The essence of what really went wrong was that Morgan Stanley favored the sellers more than it should. Why that was, we don't know. Was it because at the last minute things had gotten so bad at Facebook that it just had to put on a big show and tell only some how bad things really were, but rely on moronic over-the-transom retail to keep the deal in the high $30s?
Was it because the Facebook execs demanded this pricing? Was it because the syndicate desk actually thought it had demand at these prices even as many retail execs indicate that they were overwhelmed at the last minute with stock? I find it hard to believe that syndicate didn't know how bad the deal would fare, given that some branches were given allocations well in excess of what demand was, a sure sign that syndicate knew things had gotten out of hand.
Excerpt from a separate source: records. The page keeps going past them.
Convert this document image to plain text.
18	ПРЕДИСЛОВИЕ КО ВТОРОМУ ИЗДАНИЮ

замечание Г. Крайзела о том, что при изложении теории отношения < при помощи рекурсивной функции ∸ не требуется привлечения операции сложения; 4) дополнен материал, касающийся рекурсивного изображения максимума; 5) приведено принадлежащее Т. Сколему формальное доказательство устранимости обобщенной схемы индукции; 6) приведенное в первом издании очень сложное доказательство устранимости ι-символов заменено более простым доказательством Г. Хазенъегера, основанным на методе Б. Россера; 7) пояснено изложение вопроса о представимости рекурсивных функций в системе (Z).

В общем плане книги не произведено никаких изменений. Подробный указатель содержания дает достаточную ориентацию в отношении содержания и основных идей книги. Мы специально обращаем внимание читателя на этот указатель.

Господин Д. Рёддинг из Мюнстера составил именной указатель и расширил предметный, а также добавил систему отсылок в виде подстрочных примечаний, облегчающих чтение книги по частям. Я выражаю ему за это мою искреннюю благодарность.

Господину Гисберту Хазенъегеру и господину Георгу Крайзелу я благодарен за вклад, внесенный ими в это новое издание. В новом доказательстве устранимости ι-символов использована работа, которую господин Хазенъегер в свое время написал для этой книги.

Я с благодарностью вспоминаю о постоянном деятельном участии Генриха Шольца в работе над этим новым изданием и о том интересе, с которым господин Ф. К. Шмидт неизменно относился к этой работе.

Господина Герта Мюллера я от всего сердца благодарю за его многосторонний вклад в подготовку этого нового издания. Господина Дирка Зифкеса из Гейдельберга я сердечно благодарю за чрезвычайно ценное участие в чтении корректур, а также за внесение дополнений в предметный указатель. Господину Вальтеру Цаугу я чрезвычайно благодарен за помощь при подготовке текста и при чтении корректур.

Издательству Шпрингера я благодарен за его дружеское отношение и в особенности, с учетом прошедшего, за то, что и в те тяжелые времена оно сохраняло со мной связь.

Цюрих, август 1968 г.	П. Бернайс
Remember how the process works. In a putative hot deal you should only get a fraction of what you put in for. If you put in for 10,000 shares you are hopeful to get 1,000. If you get 2,500, that's a huge win. But if you get 5,000 you begin to get nervous because it means there may not be as much oversubscription -- meaning demand -- as you thought. If you put in for 10,000 and you got 10,000, you know you're sunk.
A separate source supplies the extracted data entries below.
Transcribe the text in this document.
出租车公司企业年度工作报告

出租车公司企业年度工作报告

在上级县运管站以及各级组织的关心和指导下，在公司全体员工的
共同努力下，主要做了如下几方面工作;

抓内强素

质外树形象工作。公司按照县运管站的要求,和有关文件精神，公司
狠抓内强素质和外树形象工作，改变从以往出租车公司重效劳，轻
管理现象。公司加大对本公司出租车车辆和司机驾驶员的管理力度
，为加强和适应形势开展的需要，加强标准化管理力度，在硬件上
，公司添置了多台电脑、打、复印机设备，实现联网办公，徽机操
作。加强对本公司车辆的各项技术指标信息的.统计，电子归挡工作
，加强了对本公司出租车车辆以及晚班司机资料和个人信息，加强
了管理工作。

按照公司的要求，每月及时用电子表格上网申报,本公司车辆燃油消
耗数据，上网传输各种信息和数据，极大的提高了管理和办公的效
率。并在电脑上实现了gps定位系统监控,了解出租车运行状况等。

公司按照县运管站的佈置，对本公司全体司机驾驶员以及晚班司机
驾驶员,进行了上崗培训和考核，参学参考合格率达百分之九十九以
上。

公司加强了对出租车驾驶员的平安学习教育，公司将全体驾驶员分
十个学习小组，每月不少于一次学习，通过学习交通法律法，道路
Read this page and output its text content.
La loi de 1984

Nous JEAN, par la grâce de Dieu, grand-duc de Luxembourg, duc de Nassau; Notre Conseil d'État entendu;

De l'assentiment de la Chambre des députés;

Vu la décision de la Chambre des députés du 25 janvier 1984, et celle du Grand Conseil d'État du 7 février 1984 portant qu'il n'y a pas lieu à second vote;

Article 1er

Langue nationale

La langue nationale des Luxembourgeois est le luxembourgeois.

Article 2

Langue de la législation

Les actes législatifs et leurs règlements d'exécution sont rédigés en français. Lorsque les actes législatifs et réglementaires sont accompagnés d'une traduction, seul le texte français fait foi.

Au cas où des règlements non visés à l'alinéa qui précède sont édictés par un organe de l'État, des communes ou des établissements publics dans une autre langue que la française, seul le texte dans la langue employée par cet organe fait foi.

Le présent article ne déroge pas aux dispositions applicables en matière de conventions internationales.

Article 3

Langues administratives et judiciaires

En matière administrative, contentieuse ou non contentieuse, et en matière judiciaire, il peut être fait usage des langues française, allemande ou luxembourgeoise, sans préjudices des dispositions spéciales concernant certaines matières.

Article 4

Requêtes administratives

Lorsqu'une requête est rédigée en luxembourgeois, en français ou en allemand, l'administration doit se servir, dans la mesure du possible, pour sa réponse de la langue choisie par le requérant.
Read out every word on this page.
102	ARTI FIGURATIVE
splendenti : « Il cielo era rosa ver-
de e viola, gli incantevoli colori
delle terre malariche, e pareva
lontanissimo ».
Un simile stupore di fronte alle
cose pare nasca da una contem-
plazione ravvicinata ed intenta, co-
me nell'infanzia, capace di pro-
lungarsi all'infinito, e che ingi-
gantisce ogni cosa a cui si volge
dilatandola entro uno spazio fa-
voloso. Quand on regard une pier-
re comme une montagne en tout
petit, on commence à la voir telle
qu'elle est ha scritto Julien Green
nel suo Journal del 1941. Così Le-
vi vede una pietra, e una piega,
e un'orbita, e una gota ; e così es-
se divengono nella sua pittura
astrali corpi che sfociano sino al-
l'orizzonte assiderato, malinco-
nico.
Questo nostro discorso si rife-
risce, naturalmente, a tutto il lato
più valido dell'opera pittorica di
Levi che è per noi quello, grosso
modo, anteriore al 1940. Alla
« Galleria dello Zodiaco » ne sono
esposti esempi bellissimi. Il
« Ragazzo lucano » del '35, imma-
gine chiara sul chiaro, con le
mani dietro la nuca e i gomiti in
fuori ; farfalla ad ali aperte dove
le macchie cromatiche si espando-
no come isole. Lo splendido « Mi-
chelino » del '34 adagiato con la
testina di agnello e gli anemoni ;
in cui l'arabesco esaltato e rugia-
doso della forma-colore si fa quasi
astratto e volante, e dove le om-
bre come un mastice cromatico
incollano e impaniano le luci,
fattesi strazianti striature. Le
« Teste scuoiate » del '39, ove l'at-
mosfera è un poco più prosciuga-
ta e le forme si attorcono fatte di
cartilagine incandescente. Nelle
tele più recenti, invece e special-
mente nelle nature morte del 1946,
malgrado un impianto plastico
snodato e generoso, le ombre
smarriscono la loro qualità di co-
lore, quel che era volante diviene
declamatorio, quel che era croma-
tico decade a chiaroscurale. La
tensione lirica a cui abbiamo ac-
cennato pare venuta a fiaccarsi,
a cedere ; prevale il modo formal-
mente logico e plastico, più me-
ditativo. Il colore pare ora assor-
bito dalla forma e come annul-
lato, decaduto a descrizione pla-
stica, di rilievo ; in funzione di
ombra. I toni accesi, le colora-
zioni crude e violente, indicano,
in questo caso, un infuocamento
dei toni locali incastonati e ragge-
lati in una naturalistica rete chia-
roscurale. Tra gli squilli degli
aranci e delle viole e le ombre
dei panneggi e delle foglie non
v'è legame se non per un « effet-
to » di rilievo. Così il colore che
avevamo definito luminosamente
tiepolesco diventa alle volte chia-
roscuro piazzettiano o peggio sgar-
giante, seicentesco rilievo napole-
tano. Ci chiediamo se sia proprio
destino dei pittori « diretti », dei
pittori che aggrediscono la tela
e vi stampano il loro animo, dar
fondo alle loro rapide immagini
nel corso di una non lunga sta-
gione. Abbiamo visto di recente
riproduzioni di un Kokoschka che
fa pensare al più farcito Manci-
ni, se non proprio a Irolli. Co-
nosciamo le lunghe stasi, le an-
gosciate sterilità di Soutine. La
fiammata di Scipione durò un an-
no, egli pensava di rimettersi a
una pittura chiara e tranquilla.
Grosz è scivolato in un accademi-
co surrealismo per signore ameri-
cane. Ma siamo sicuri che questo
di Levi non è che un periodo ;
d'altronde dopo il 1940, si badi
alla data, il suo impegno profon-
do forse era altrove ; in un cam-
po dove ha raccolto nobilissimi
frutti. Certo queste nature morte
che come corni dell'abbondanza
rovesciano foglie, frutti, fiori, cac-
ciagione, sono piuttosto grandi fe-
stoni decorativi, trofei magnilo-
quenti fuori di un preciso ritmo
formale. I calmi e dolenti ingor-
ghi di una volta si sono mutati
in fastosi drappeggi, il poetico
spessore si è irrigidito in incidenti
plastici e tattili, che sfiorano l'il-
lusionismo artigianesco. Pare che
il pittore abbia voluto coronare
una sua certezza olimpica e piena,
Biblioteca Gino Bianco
But in this deal, I know brokers who got well in excess of their 10,000, to the tune of a factor of twice or even three times what was requested, with the idea that somehow you could give your clients a real break by getting in.Allocations like that show pure greed, typically on the part of the issuer, because Morgan Stanley makes the same amount of money either way. But it also could be because Morgan Stanley totally botched the deal as it knew that the fundamentals had gotten much worse than they thought, and they winked and nodded to their biggest clients in a legal but horribly unfair way. Either way, greed on the part of the issuer or failure to gauge real demand on top of faltering fundamentals by Morgan Stanley, the individual investor was the huge loser. And he has stayed the biggest loser. Maybe the 13-year-old-and-under crowd will help ameliorate the downturn in the fundamentals that the deal is certainly signaling. But it is a little too late to help the individual who was the mainstay of our deep markets. Just a shameful exercise all the way around, including the admonishing of the buyers who believed that the bankers had it right when they most certainly had it wrong.